Which brings us to the targets. Hakim Ziyech, the Ajax playmaker, is already secured and will be a highly creative influence from wide positions next season. Timo Werner’s signing has not yet been announced although is heavily trailed and supporters will be hoping that he fits into the Hasselbaink/Drogba category of successful striker rather than the long list of failures at Stamford Bridge dating back to the days of Tony Hateley. He certainly has pace which might provide a useful counterpoint to Tammy Abraham.
That Chelsea are now linked with Kai Havertz of Bayer Leverkusen and are declared admirers of Jadon Sancho of Borussia Dortmund indicates ambition to change the style of play in midfield and introduce even more youthful brio. It would, however, be surprising to see either of those players rocking up in the Fulham Road this summer.
It is behind midfield that Chelsea need to invest. Their interest in 23-year-old left-back Ben Chilwell has been flagged for months although he comes at an eye-watering price premium. They look frail at centre back where the rugged Antonio Rudiger can be injury-prone; Andreas Christensen can be bullied and the promising Fikayo Tomori needs more experience. A high calibre centre-half could have the same impact on Chelsea’s 2020/21 silverware prospects as Virgil Van Dijk did at Anfield.
Then there is the Kepa conundrum. Many supporters point to his antics in the February 2019 Carabao Cup Final against Manchester City when he refused to be substituted as a sign of mental fragility. “It would have been all right” the argument goes “if he had saved the penalties. But he didn’t.” Others point to his flailing performances in the six-yard box throughout the season and most memorably in a madcap 4-4 Champions League draw with Ajax. Chelsea may be prepared to give him a final chance but there are other, if expensive, alternatives including the Cameroon international, Andre Onana of Ajax, and Gianluigi Donnarumma of AC Milan, a long-term target whom it might be more difficult to capture.

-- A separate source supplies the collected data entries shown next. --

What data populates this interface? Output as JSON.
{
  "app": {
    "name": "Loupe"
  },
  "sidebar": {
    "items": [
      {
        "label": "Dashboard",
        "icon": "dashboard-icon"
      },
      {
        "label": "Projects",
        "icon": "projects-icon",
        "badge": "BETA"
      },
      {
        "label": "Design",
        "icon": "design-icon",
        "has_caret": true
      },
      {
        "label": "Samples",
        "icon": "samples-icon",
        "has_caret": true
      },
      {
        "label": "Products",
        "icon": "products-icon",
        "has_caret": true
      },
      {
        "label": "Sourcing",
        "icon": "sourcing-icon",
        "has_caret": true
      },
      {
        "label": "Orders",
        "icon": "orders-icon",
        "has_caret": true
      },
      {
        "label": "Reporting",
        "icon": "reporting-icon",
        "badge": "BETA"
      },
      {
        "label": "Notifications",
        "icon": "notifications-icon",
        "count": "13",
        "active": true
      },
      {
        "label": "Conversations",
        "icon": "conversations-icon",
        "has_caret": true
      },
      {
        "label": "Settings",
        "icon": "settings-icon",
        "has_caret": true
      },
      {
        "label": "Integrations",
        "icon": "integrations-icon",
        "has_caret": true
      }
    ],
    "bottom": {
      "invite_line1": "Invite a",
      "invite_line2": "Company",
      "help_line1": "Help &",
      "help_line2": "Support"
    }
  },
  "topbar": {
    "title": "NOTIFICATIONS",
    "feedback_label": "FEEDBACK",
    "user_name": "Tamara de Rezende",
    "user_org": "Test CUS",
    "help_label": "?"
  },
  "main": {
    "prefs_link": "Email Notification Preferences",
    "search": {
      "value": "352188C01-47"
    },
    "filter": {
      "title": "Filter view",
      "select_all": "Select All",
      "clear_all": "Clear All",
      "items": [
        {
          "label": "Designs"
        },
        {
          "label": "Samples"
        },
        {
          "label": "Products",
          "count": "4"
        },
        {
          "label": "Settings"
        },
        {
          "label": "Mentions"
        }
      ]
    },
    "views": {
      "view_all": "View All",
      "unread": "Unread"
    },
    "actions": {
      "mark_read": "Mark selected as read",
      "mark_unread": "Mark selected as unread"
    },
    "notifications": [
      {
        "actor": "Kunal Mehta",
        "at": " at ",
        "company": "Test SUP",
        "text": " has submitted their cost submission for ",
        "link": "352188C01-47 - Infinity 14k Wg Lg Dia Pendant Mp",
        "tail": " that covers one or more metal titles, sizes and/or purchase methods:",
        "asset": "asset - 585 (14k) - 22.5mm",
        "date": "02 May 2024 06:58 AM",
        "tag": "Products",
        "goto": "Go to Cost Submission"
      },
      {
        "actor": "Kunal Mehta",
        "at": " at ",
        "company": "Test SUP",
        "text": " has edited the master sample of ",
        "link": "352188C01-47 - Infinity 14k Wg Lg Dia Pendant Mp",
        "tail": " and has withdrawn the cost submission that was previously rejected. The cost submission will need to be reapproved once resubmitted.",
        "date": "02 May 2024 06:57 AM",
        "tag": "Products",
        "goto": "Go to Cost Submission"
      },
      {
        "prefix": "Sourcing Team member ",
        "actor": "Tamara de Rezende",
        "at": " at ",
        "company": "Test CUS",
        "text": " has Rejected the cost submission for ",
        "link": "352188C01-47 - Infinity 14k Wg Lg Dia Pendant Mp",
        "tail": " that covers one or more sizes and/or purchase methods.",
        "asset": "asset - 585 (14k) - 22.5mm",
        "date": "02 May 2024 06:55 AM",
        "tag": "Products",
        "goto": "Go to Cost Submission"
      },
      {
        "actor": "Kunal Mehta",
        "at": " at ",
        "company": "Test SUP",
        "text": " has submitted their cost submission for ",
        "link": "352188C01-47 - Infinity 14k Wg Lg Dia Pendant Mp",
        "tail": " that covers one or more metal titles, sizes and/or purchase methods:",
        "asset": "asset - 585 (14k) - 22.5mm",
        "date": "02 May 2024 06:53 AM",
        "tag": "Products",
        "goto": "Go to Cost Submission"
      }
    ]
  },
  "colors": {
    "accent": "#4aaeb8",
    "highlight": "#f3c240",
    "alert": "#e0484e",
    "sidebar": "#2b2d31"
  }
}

Chelsea have made a habit of moving decisively in the transfer window when they need to. In 2014 they signed Cesc Fabregas, Diego Costa and Luis Felipe and laid the foundations for a Premier League title. That potential exists for them again. Two other factors will have weighed in Lampard’s favour during the shutdown. It has given him time to work with what is now a predominantly young squad, and bring injured players Ruben Loftus Cheek, Christian Pulisic, Callum Hudson-Odoi, Matteo Kovacic, Ngolo Kante back to fitness.
He has also been able to add to his squad from long-time Chelsea scholars. The impressive U18 captain Tino Anjorin, one of eight Academy graduates given their debut this season by Lampard, has just signed a five-year deal and free-scoring Albanian Armando Broja is also coming off the production line.
Less obviously, but more importantly, Lampard and his management team are getting time to mature. The multi-lingual Petr Cech, the technical and performance advisor at Stamford Bridge, has been closely involved in the Timo Werner negotiations. Jody Morris, Lampard’s right-hand man, has had all the youth players now coming through under his guidance. Ashley Cole is a youth trainer at Cobham. Tore Andre Flo, Paolo Ferreira and Carlo Cudicini oversee the loan players. Claude Makelele is technical mentor. This is a substantial management team in a coronavirus world. Emma Hayes, the highly-rated manager of the league-winning Chelsea Women’s team said that, despite winning seven trophies in eight years, she always fears the sack.
Frank Lampard doesn’t have silverware in the cupboard this season, although the FA Cup is still possible. But Champions League qualification is a tenable target and, after that, he will be seeking top spot in the next campaign.